May 9, 2013 By Etay Maor 3 min read

For a more recent article on money mules, read “How Cybercriminals Use Money Mule Accounts to Profit From Online Fraud.”

If “money makes the world go ’round” (according to “Cabaret”), then money mules make the fraud economy go ’round. A valuable asset in the world of fraudulent activities, money mules enable cyber criminals to cash out stolen money. After cyber criminals take over a victim’s account, they enlist the help of a third person — a mule — to retrieve the money and send it to them in an untraceable manner.

The Money Mule

Typically, criminals manipulate a money mule into receiving money from a victim’s account and transferring the money to the criminal using a payment service, such as Western Union or MoneyGram. To do so, fraudsters set up fake company websites that they use to recruit “financial managers” to manage the firm’s funds. The financial manager’s “job” is to receive payments from the company’s clients and then forward the payments (save a 2 to 10 percent commission) to company managers via a payment service. This tactic is the first lesson in Money Laundering 101.

Bogus websites that are used as fronts for recruiting money mules have been around for many years. The security team at IBM recently identified a Russian forum member who took the liberty of perfecting this scam and is now offering a universal money mule recruitment site kit.

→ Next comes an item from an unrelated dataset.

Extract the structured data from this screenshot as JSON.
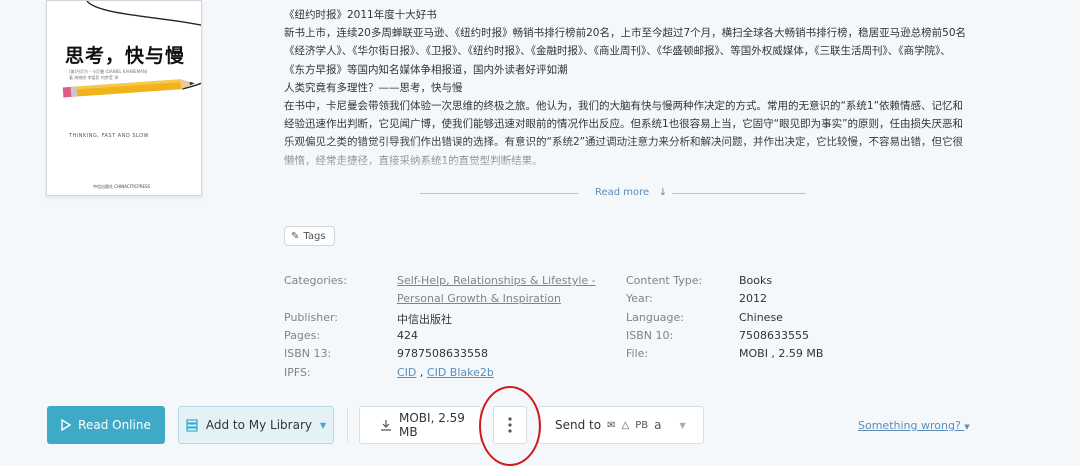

The forum member offers a complete mule recruitment template package, including a back-end administration system, website template, spam e-mail templates, mule correspondence templates and more. The entire package is preconfigured for a fake brokerage company that is searching for “talented people to join our team of professionals.” IBM’s investigation uncovered a map of the company’s headquarters, which is conveniently located in the Moscow University campus.

The e-mail correspondence templates (titled “templates for drops”) include a number of scenarios in which the criminal needs to contact the money mule. Here are some examples:

Recruitment


Registration

Employee Details


Money Transfer


Some of the templates include requests for additional data or access to the mule’s bank account:

This package offers a comprehensive solution for those engaged in cyber crime, covering every aspect from mule recruitment to cashing out. This offering demonstrates, once again, that mules are critical players in the fraud ecosystem. Similar to the cases of the website targeting universal MitB and the credit card-targeting universal MitB, analysts are witnessing offers in the cyber underground that provide potential buyers with flexibility and scalability. Consumers must be made aware of these types of scams, as well as the perils of “work from home” offers that involve money transfers and questionable incoming transactions.

As a rule of thumb, any doubt is enough doubt. Online offers that seem even mildly suspicious are probably illegal.